Aussi est-ce par ce canal – mais pas seulement – que nous avons choisi de continuer d’agir, histoire de déblayer quelques idées affaiblissantes par des questions utiles à la comprenette. Pour nous, travailleurs précaires de conditions diverses, chômeurs avec ou sans allocation Assedic ou minima, mais aussi « salariés normaux » ou en formation, ne pas ignorer l’importance de diverses conditions spécifiques d’emploi ou les particularités des dispositifs sociaux dont nous dépendons ne signifie pas renoncer à une compréhension d’ensemble. Nous ne nous divisons pas selon les modalités – si soigneusement distinctes – de reconnaissance sociale et de statut qui font office de (maigre) contrepartie à notre contribution à la production de richesses. Ces hiérarchies absurdes, cette segmentation, ces discriminations innombrables, redoublent l’atomisation individualisante qui tend à faire de chacun de nous l’ennemi de l’autre dans une concurrence sans merci. Nous refusons ce choix invivable et ne voulons pas voir brider la créativité, les formes de coopération qui nous passionnent.

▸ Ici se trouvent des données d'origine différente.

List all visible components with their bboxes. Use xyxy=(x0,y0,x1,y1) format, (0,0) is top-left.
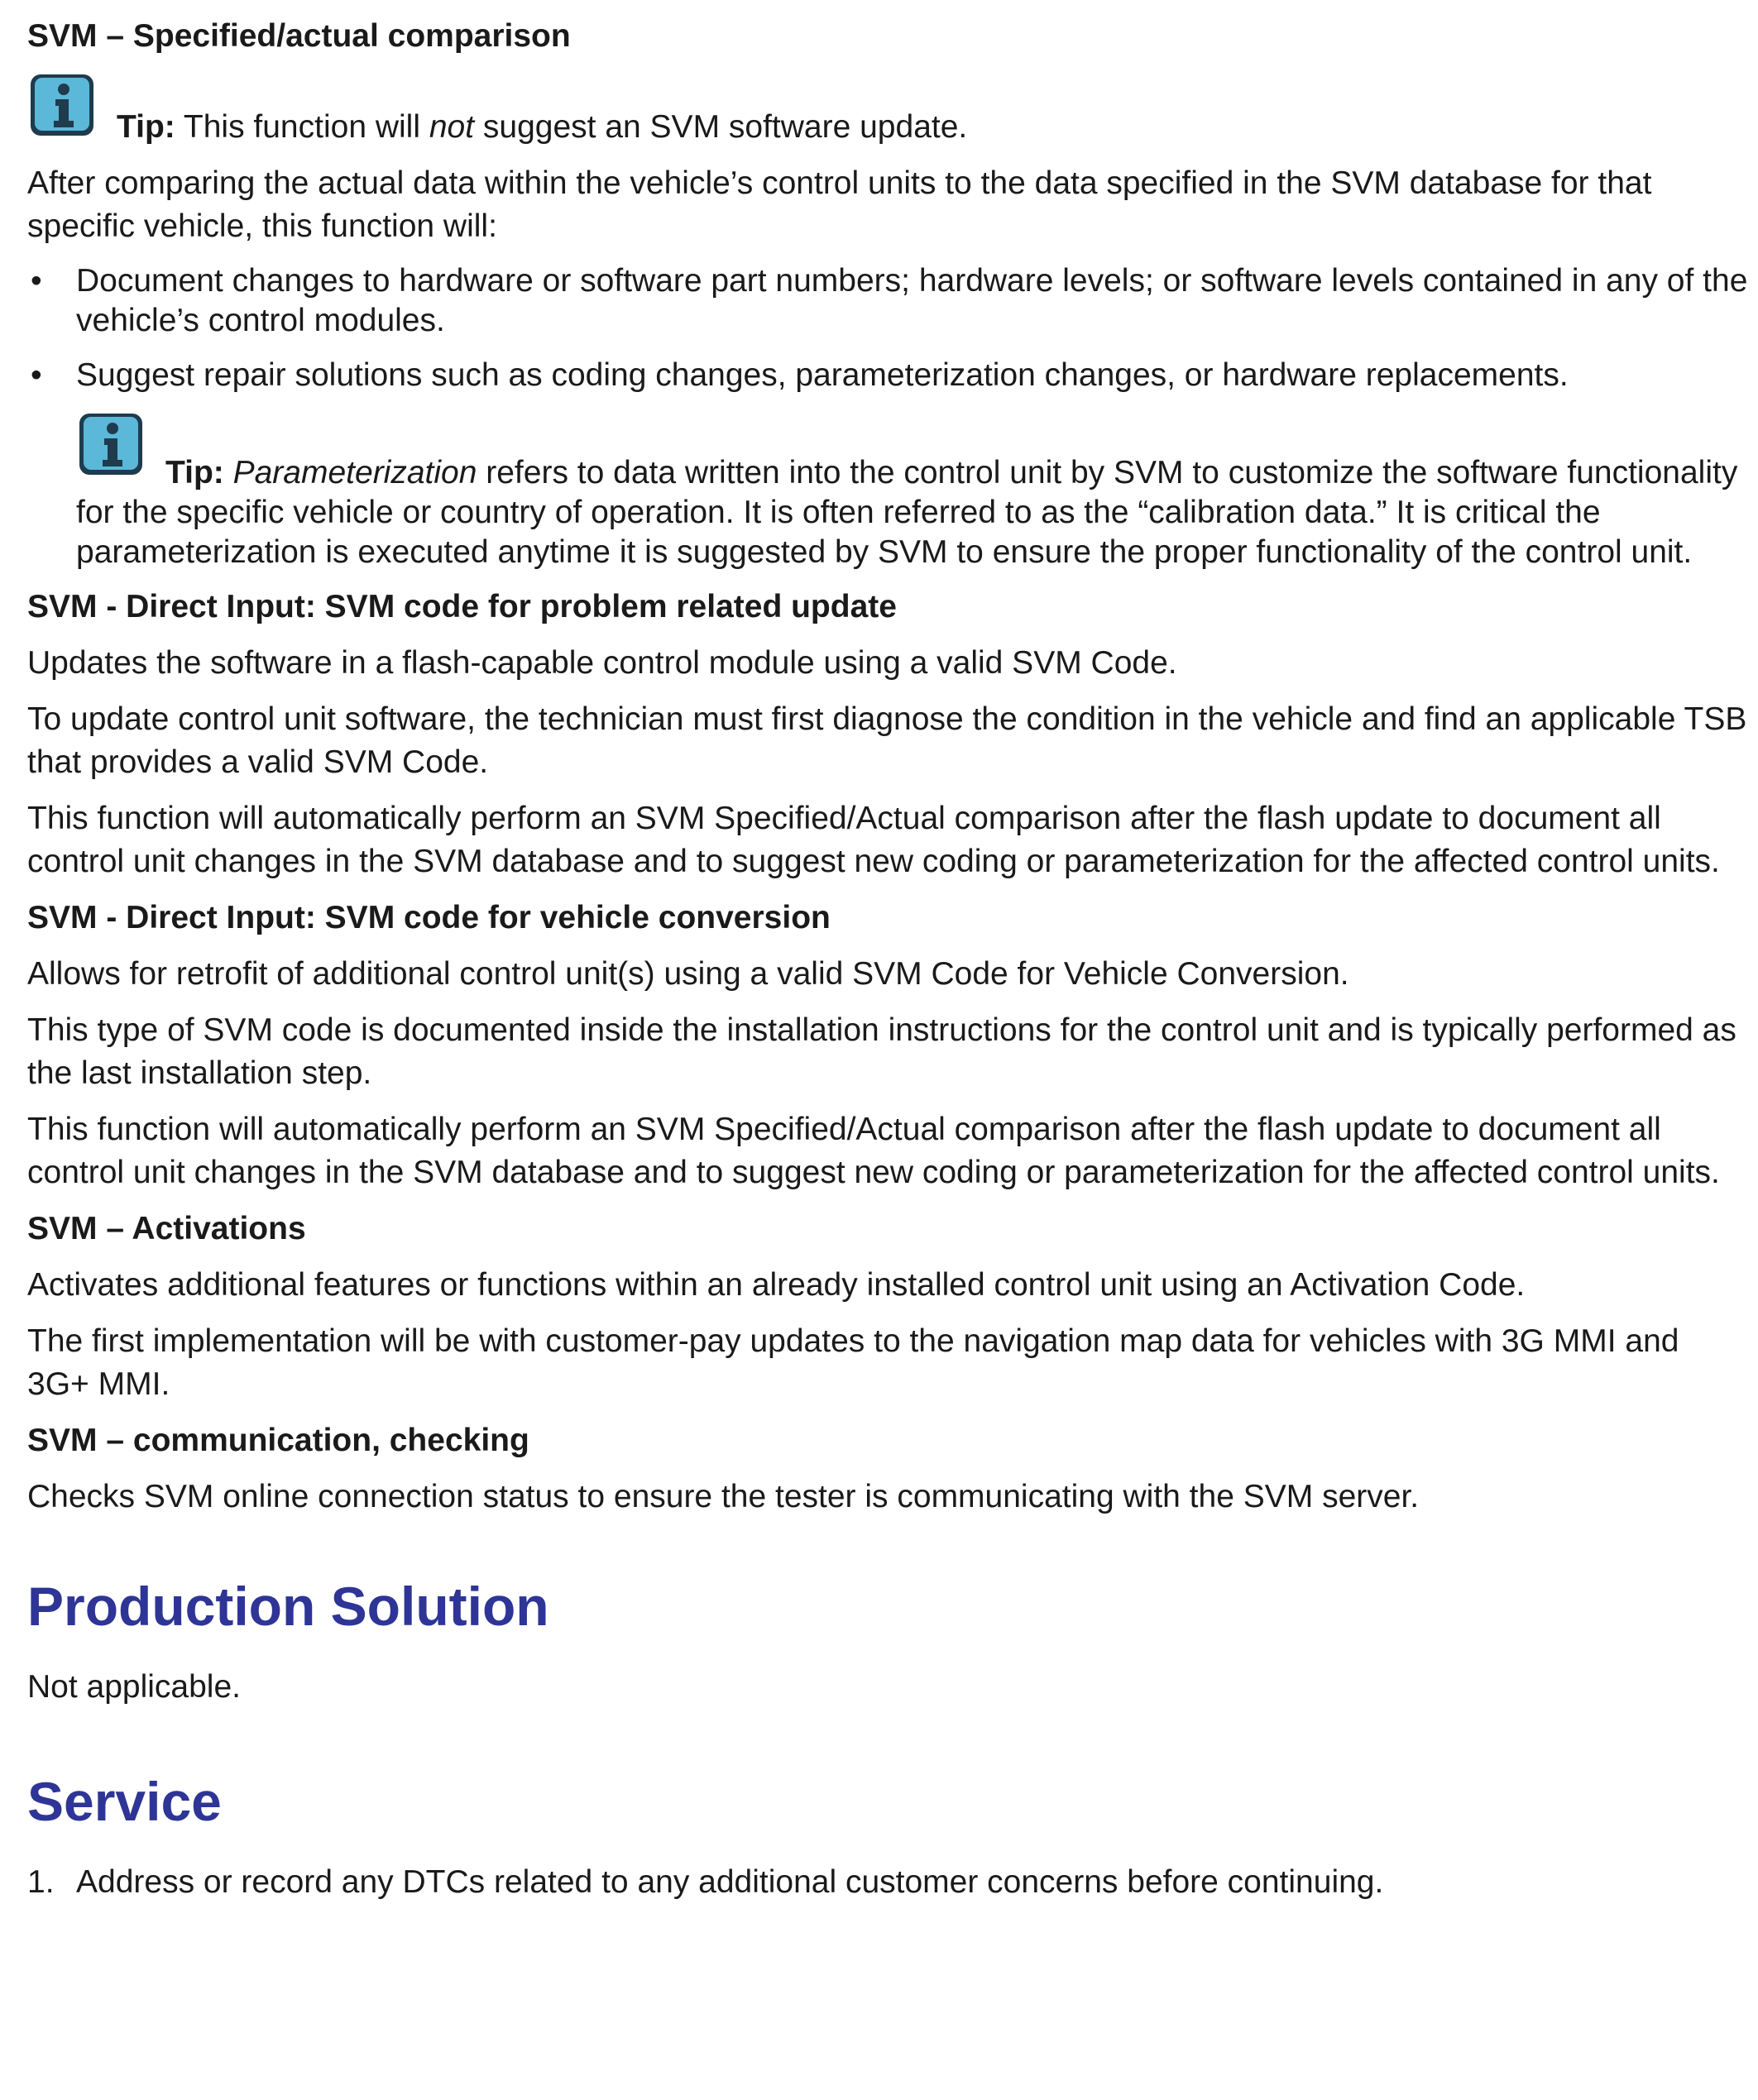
tip-text-a: This function will xyxy=(175,109,429,145)
paragraph: This type of SVM code is documented inside the installation instructions for the control unit and is typically performed as the last installation step. xyxy=(27,1012,1736,1091)
heading-direct-problem: SVM - Direct Input: SVM code for problem related update xyxy=(27,589,897,624)
paragraph: This function will automatically perform an SVM Specified/Actual comparison after the flash update to document all control unit changes in the SVM database and to suggest new coding or parameterization for the affected control units. xyxy=(27,801,1720,879)
step-number: 1. xyxy=(27,1864,55,1900)
tip-label: Tip: xyxy=(165,455,224,490)
list-item-text: Suggest repair solutions such as coding changes, parameterization changes, or hardware replacements. xyxy=(76,357,1569,393)
paragraph: Updates the software in a flash-capable control module using a valid SVM Code. xyxy=(27,645,1177,681)
intro-paragraph: After comparing the actual data within the vehicle’s control units to the data specified in the SVM database for that specific vehicle, this function will: xyxy=(27,165,1652,244)
info-icon xyxy=(27,71,97,139)
paragraph: This function will automatically perform an SVM Specified/Actual comparison after the flash update to document all control unit changes in the SVM database and to suggest new coding or parameterization for the affected control units. xyxy=(27,1112,1720,1190)
paragraph: The first implementation will be with customer-pay updates to the navigation map data for vehicles with 3G MMI and 3G+ MMI. xyxy=(27,1323,1679,1402)
tip-text: refers to data written into the control unit by SVM to customize the software functionality for the specific vehicle or country of operation. It is often referred to as the “calibration data.” It is critical the parameterization is executed anytime it is suggested by SVM to ensure the proper functionality of the control unit. xyxy=(76,455,1738,570)
service-steps xyxy=(27,1861,1748,1904)
bullet-list xyxy=(27,261,1748,395)
tip-no-update xyxy=(27,71,1748,149)
list-item xyxy=(27,261,1748,341)
list-item xyxy=(27,1861,1748,1904)
section-title-production: Production Solution xyxy=(27,1576,549,1637)
list-item xyxy=(27,356,1748,395)
heading-direct-conversion: SVM - Direct Input: SVM code for vehicle conversion xyxy=(27,900,831,935)
bullet-marker: • xyxy=(31,357,42,393)
tip-label: Tip: xyxy=(117,109,175,145)
tip-parameterization xyxy=(76,410,1748,572)
heading-specified-actual: SVM – Specified/actual comparison xyxy=(27,18,571,54)
tip-text-emphasis: not xyxy=(429,109,475,145)
paragraph: To update control unit software, the technician must first diagnose the condition in the vehicle and find an applicable TSB that provides a valid SVM Code. xyxy=(27,701,1747,780)
list-item-text: Document changes to hardware or software part numbers; hardware levels; or software levels contained in any of the vehicle’s control modules. xyxy=(76,263,1748,338)
paragraph: Activates additional features or functions within an already installed control unit using an Activation Code. xyxy=(27,1267,1526,1303)
paragraph: Allows for retrofit of additional control unit(s) using a valid SVM Code for Vehicle Conversion. xyxy=(27,956,1349,992)
paragraph: Not applicable. xyxy=(27,1669,241,1705)
bullet-marker: • xyxy=(31,263,42,299)
step-text: Address or record any DTCs related to any additional customer concerns before continuing. xyxy=(76,1864,1384,1900)
paragraph: Checks SVM online connection status to ensure the tester is communicating with the SVM server. xyxy=(27,1479,1420,1514)
heading-communication: SVM – communication, checking xyxy=(27,1423,529,1458)
document-page xyxy=(27,15,1748,1904)
heading-activations: SVM – Activations xyxy=(27,1211,306,1246)
tip-text-b: suggest an SVM software update. xyxy=(474,109,968,145)
tip-text-emphasis: Parameterization xyxy=(232,455,477,490)
info-icon xyxy=(76,410,146,478)
tip-body xyxy=(76,410,1748,572)
section-title-service: Service xyxy=(27,1771,222,1832)
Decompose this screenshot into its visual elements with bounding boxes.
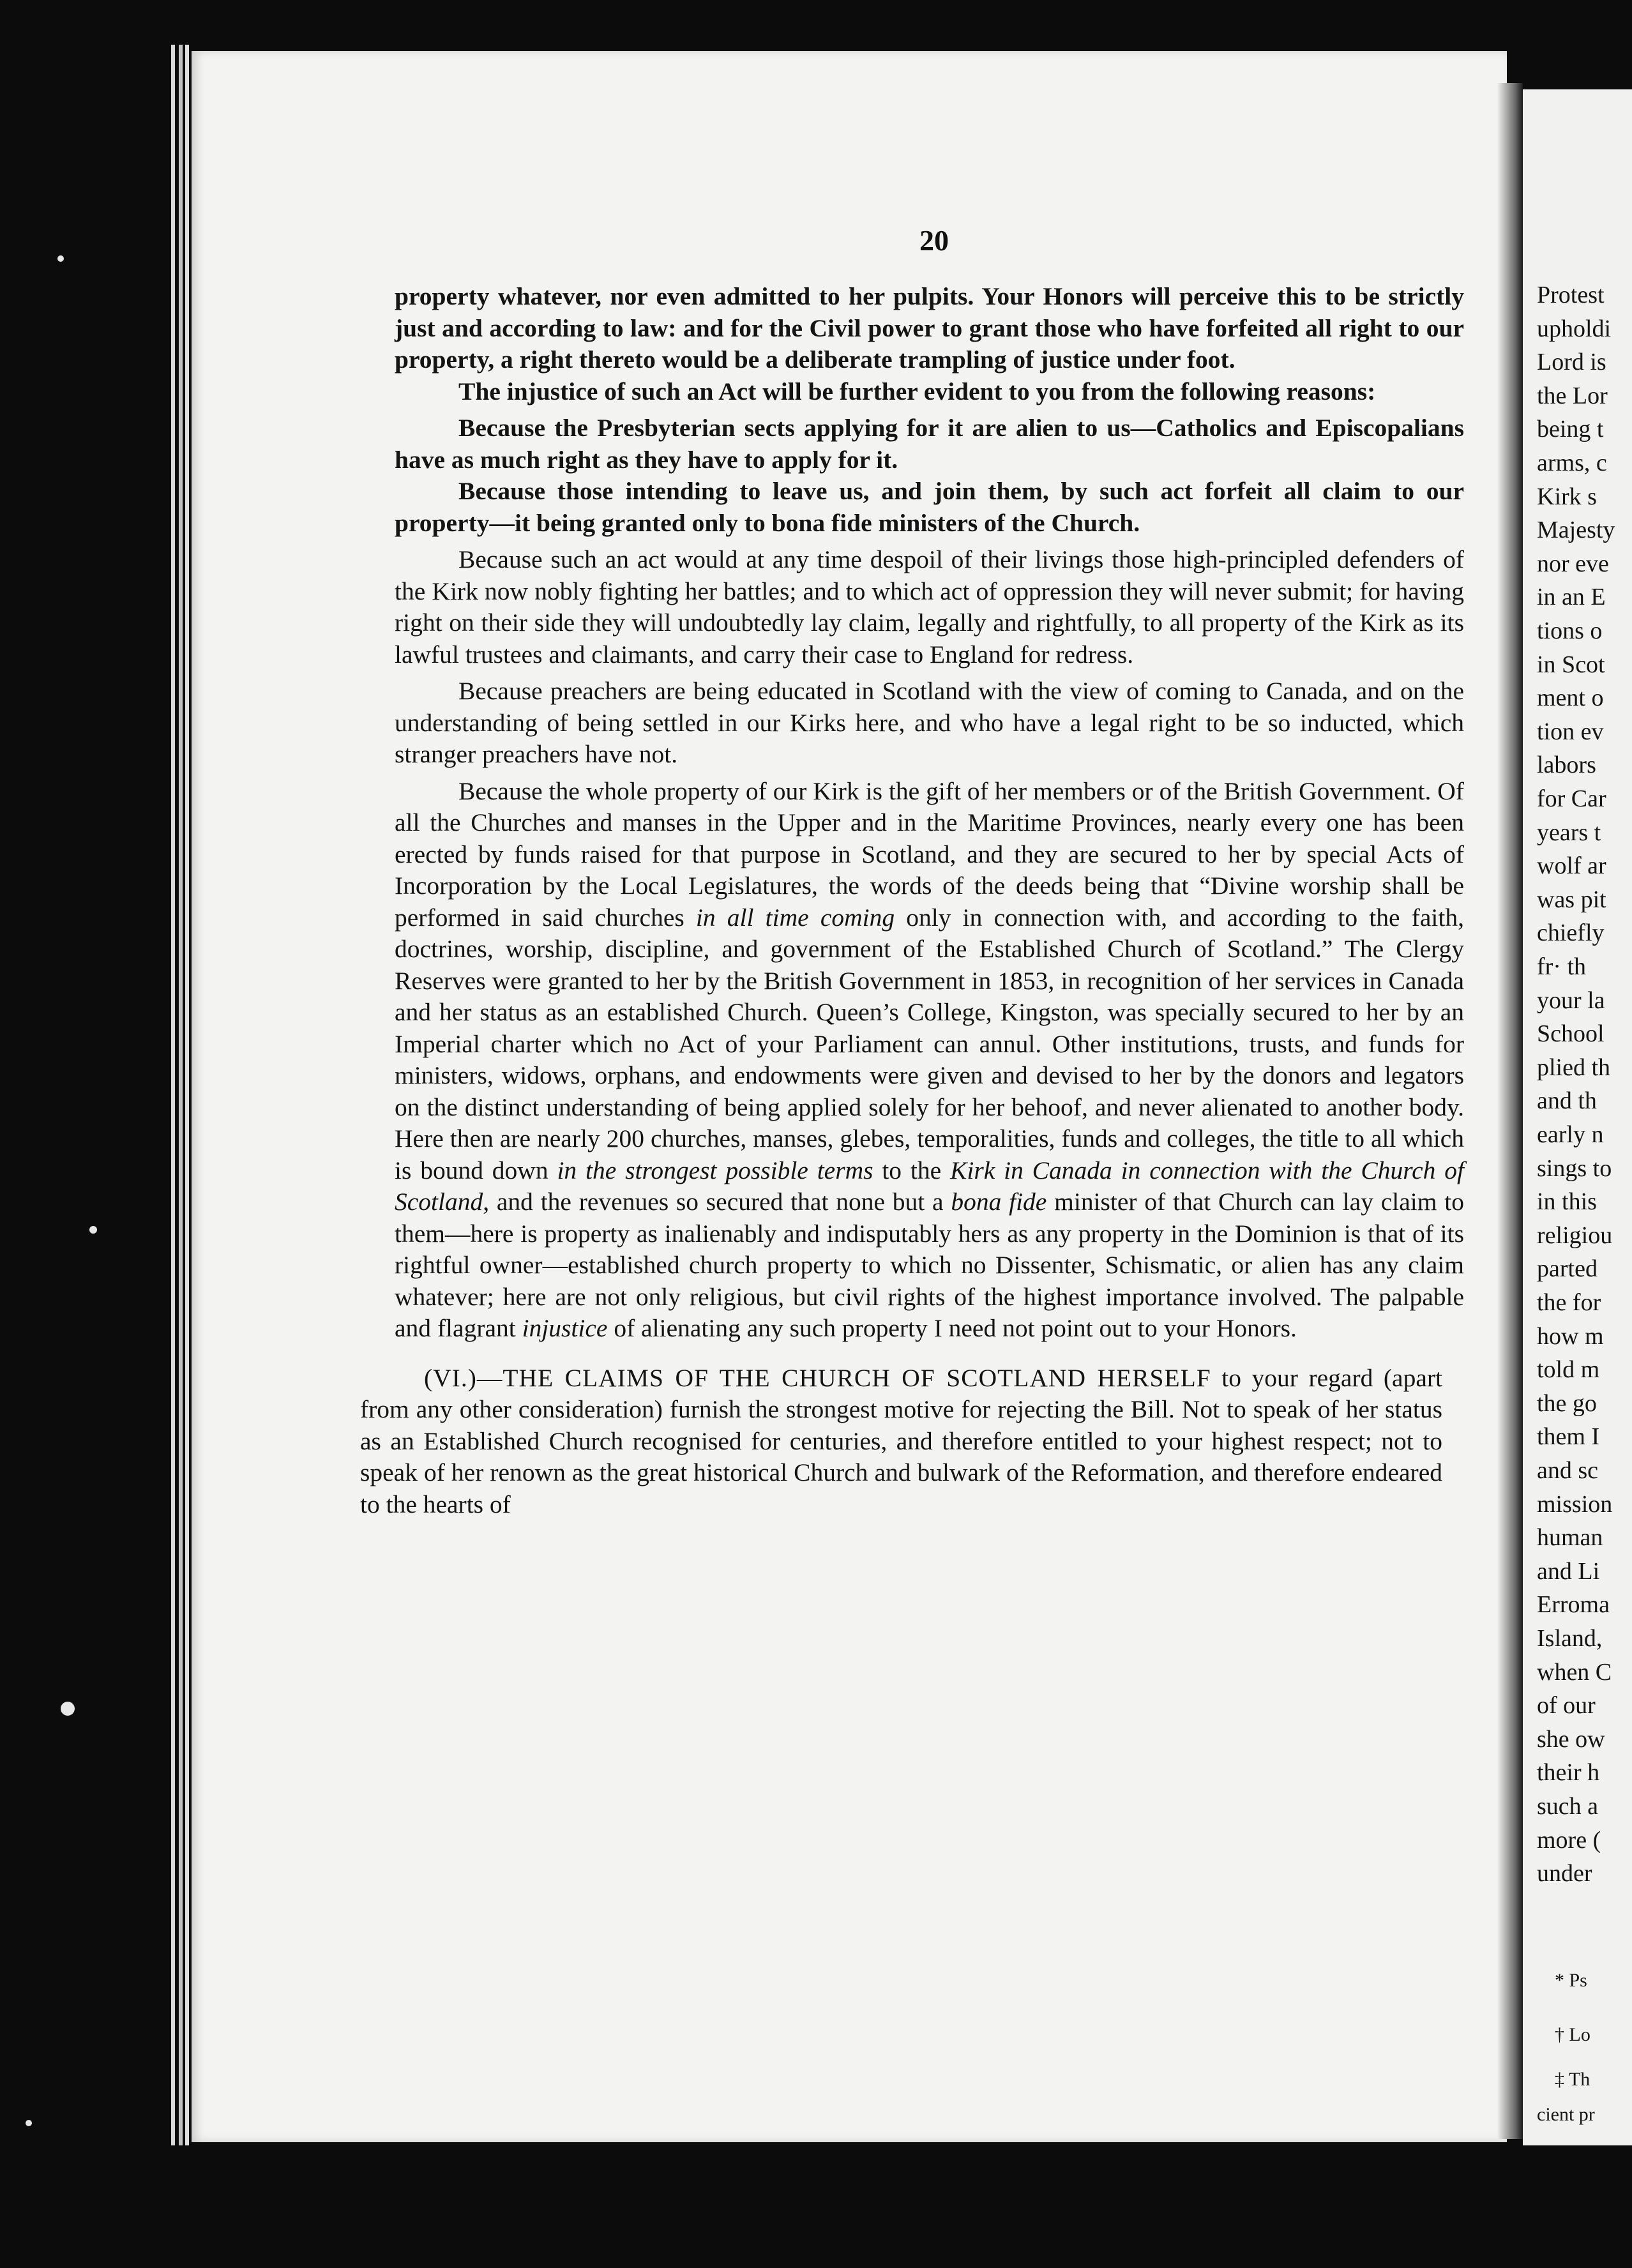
right-page-line: Kirk s	[1537, 483, 1597, 510]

Nous avons choisi de nous regrouper autour d’un constat commun : l’emploi discontinu, l’alternance de périodes de formation et de chômage sont désormais de règle pour une large fraction des salariés. La réussite de la refondation sociale patronale risque de se prolonger par une réforme des retraites qui obligerait à une durée d’emploi plus longue pour des pensions plus faibles (ou le minimum vieillesse). Négliger le caractère structurant de l’intermittence de l’emploi, ne pas inventer des formes de luttes qui lui soient adaptées, serait contribuer à une défaite annoncée. Les coordinations et les occupations à venir devront ouvrir un espace d’inscription au plus grand nombre, à partir des problèmes les plus concrets. Il semble actuellement plus facile au gouvernement de jouer du « consensus sécuritaire » plutôt que d’un « refus de l’assistanat » dont chacun sait – y compris les socialistes qui par Jospin interposé l’ont asséné contre les luttes de chômeurs et précaires – qu’il engraisse directement les patrons. Mais cette volonté de « prudence en matière sociale » est et sera contredite par ceux mêmes qui la souhaitent. La responsabilité des précaires, et particulièrement des intermittents du spectacle, est d’ores et déjà engagée dans les conflits qui s’annoncent. Et qui mieux que les premiers concernés pourrait produire et propager un virus apte à dissiper la technicisation du débat social qu’on nous oppose ? À cette « complexité », dont on nous abreuve pour nous déposséder encore, répondons par l’esquive ; à la culpabilisation par la fierté et, comme disait Joe Strummer, la justice viendra sur nos pas triomphants.